À ce stade, il n’y a pas à proprement parler de budget par axe. J’ai déjà obtenu que le budget consacré aux dépistages des cancers soit augmenté de 500 000 euros. Le budget consacré à la promotion de la santé en prison peut aussi être considéré comme un financement supplémentaire de la mise en œuvre du plan.

Il reviendra au prochain gouvernement, en fonction des moyens disponibles et des accents qu’il souhaite mettre sur certaines priorités du plan, de renforcer le secteur ou de mettre à disposition des moyens pour des actions prioritaires.

Les acteurs de terrain pourront copiloter le plan via le comité de pilotage stratégique qui sera mis en place pour ce faire. Celui-ci contiendra au minimum des représentants des centres locaux de promotion de la santé, des centres d’expertise, des centres d’opérationnalisation, des opérateurs en promotion de la santé, des écoles de santé publique francophones, du monde académique, des pouvoirs locaux et des professionnels de soins de première ligne.

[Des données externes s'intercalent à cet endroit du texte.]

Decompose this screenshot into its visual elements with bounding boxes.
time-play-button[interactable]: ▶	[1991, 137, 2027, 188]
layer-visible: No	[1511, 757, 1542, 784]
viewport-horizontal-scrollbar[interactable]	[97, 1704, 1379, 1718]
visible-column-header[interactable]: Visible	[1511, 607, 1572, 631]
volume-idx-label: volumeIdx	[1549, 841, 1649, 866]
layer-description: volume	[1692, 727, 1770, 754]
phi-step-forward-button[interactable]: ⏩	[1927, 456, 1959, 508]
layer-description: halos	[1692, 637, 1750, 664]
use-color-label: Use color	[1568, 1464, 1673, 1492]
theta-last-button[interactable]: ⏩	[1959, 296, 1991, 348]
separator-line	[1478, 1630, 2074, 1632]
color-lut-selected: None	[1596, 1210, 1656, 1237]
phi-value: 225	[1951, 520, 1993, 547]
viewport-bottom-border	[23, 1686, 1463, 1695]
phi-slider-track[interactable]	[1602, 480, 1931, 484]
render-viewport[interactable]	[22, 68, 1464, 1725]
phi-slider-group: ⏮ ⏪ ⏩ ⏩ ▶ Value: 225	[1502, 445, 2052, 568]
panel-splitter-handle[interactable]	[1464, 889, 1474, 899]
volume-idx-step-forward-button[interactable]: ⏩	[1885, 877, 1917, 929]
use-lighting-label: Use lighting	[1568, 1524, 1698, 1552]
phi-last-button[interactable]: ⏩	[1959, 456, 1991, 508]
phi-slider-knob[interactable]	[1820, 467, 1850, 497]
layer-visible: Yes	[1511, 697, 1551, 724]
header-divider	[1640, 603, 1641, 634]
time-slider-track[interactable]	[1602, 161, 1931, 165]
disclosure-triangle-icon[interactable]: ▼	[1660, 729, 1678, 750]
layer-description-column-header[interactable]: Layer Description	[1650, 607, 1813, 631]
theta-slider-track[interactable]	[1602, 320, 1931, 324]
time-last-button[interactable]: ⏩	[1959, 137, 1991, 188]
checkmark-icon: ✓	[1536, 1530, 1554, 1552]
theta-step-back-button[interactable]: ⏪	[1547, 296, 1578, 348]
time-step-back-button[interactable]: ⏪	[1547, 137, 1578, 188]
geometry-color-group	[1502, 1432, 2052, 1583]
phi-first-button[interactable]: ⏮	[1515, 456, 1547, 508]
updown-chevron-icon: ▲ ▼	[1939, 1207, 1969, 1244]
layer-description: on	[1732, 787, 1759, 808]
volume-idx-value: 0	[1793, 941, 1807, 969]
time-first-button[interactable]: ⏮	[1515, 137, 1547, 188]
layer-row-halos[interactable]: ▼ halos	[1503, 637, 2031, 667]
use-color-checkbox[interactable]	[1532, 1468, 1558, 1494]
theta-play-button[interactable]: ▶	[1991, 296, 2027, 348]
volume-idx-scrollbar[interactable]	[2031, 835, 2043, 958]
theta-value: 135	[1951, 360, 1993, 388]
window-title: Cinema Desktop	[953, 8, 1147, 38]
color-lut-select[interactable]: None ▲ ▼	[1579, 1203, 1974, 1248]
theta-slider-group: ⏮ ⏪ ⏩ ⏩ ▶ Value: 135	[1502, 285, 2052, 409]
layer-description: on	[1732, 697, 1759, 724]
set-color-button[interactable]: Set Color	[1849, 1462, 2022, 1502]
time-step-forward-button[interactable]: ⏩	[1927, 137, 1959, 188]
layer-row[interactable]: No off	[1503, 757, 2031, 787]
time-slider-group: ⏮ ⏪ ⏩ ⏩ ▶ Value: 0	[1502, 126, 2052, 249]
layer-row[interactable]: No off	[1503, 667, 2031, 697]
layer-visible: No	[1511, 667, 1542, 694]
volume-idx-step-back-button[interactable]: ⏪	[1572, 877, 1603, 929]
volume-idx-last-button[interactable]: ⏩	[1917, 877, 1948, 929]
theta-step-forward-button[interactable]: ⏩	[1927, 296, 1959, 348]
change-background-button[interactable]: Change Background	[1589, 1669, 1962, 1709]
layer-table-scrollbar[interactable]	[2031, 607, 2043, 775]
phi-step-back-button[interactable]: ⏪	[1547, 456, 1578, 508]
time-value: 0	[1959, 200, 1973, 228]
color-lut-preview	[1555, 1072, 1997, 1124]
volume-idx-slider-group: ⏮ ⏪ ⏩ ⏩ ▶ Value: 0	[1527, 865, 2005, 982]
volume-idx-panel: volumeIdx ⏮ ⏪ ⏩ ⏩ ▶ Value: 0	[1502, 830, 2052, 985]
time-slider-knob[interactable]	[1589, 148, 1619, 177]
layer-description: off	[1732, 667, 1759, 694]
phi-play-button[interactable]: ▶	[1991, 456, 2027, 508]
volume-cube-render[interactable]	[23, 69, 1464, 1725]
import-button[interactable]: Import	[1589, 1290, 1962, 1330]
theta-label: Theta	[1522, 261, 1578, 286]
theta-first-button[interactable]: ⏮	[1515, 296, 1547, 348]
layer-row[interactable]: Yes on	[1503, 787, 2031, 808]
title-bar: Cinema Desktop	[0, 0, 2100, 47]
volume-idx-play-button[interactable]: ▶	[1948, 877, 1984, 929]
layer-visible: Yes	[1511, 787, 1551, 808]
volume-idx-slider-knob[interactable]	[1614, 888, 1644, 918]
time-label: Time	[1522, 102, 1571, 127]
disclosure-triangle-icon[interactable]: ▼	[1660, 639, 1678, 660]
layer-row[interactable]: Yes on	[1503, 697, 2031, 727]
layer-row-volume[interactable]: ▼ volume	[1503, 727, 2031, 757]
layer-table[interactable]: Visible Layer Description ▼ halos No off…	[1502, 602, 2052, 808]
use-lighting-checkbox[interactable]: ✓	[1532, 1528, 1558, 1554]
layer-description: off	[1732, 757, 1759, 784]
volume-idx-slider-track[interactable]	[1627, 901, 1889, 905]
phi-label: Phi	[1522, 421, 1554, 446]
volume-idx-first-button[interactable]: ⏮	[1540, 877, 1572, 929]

L’évaluation et la mise à jour du plan seront présentées au parlement par ce comité de pilotage stratégique au moins tous les cinq ans. L’évaluation aura pour objectif de rendre compte de la mise en œuvre du plan, de mesurer l’impact par genre, âge et niveau socio-économique de ces actions sur la santé et de proposer des ajustements pour une nouvelle version du plan. Comme toute évaluation et pour garder l’esprit qui a prévalu lors de l’élaboration du plan, l’évaluation devra être participative et construite sur base de larges consultations.